Speech to Text

Warning

Speech to text does not work with version 21.04.2 due to Vosk API issues. Use version 21.04.1 or 21.04.3 and later versions.

Before you can use Speech to Text, it must be properly configured and speech models installed. Please refer to the chapter Configure Speech to Text.

Hint

While you can configure and set up both, VOSK and Whisper, for speech recognition, the engine that is selected in the Speech to Text configuration section is being used for speech recognition the next time you use this feature. You can switch back and forth during editing, of course, and use different engines for different purposes. The Speech Editor widget has a menu entry to quickly access the configuration section bypassing the Menu ‣ Settings ‣ Configure Kdenlive ‣ Speech to Text route.

Speech Recognition

There are two use cases for speech recognition:

  1. Creating subtitles automatically

  2. Creating transcripts and the ability to add clips to the timeline based on the transcript

Creating Subtitles using VOSK Speech Recognition

If not yet created, add a subtitle track by clicking on the add-subtitleEdit Subtitle Tool icon in the Timeline tool bar (6).

Speech to text subtitle

Automatic subtitle generation using the VOSK engine

1:

tools-wizardSpeech recognition. Click here to open the Automatic Subtitling dialog window.

2:

Timeline Zone. More details about Timeline Zones can be found in the chapter Timeline Ruler.

3:

Choose which part of the timeline should be used for speech recognition

4:

Process. Click to start the recognition

5:

Model. Select the model for the language of the subtitles. You can install more models in the Configuration section Speech to Text.

6:

add-subtitleEdit Subtitle Tool. Click to open or close the subtitle track.

Steps to create subtitles using VOSK speech recognition

(numbers in brackets point to the GUI element in the screenshot above):

  1. tools-wizardSpeech recognition (1). Click here to open the Automatic Subtitling dialog window.

  2. If needed, define a timeline zone (2) for which you want to use speech recognition. More details about Timeline Zones can be found in the chapter Timeline Ruler.

  3. Model (5). Select the model for the language of the subtitles. You can install more models in the Configuration section Speech to Text.

  4. Choose which part of the timeline should be used for speech recognition (3)

  5. Process (4). Click to start the subtitle creation.

The subtitle is created and inserted automatically.

Remark to step 4: The default is to analyze only the Timeline zone (all tracks) (2 in the screenshot above). Set the timeline zone to what you want to analyze (use I and O to set in and out points). Selected clips option analyses the selected clip only.

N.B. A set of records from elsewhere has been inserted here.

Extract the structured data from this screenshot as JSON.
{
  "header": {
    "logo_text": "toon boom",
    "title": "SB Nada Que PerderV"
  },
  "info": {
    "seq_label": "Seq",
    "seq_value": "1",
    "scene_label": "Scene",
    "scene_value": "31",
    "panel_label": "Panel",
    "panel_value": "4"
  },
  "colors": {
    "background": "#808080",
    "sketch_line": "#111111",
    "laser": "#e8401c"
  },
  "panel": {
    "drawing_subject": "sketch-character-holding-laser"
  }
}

Creating Subtitles using WHISPER Speech Recognition

If not yet created, add a subtitle track by clicking on the add-subtitleEdit Subtitle Tool icon in the Timeline tool bar (11).

Speech to text subtitle Whisper

Automatic subtitle generation using the Whisper engine

1:

tools-wizardSpeech recognition. Click here to open the Automatic Subtitling dialog window.

2:

Timeline Zone. More details about Timeline Zones can be found in the chapter Timeline Ruler.

3:

Choose which part of the timeline should be used for speech recognition

4:

Model. Select the model for the language of the subtitles. You can install more models in the Configuration section Speech to Text.

5:

Process. Click to start the recognition

6:

Language. Default is Autodetect. Change to the correct language if not detected properly.

7:

Maximum character per line. Define how many characters per line are allowed before a line break is inserted.

8:

Translate with SeamlessM4T. Checking this opens adds two more selection fields: One for the Input language, and one for the Output language. This requires that translation with SeamlessM4T is enabled in the settings (Menu ‣ Settings ‣ Configure Kdenlive ‣ Speech To Text). Please refer to the chapter about Speech to Text.

9:

Translate to English. Select this to use Whisper for the translation to English.

10:

add-subtitleEdit Subtitle Tool. Click to open or close the subtitle track.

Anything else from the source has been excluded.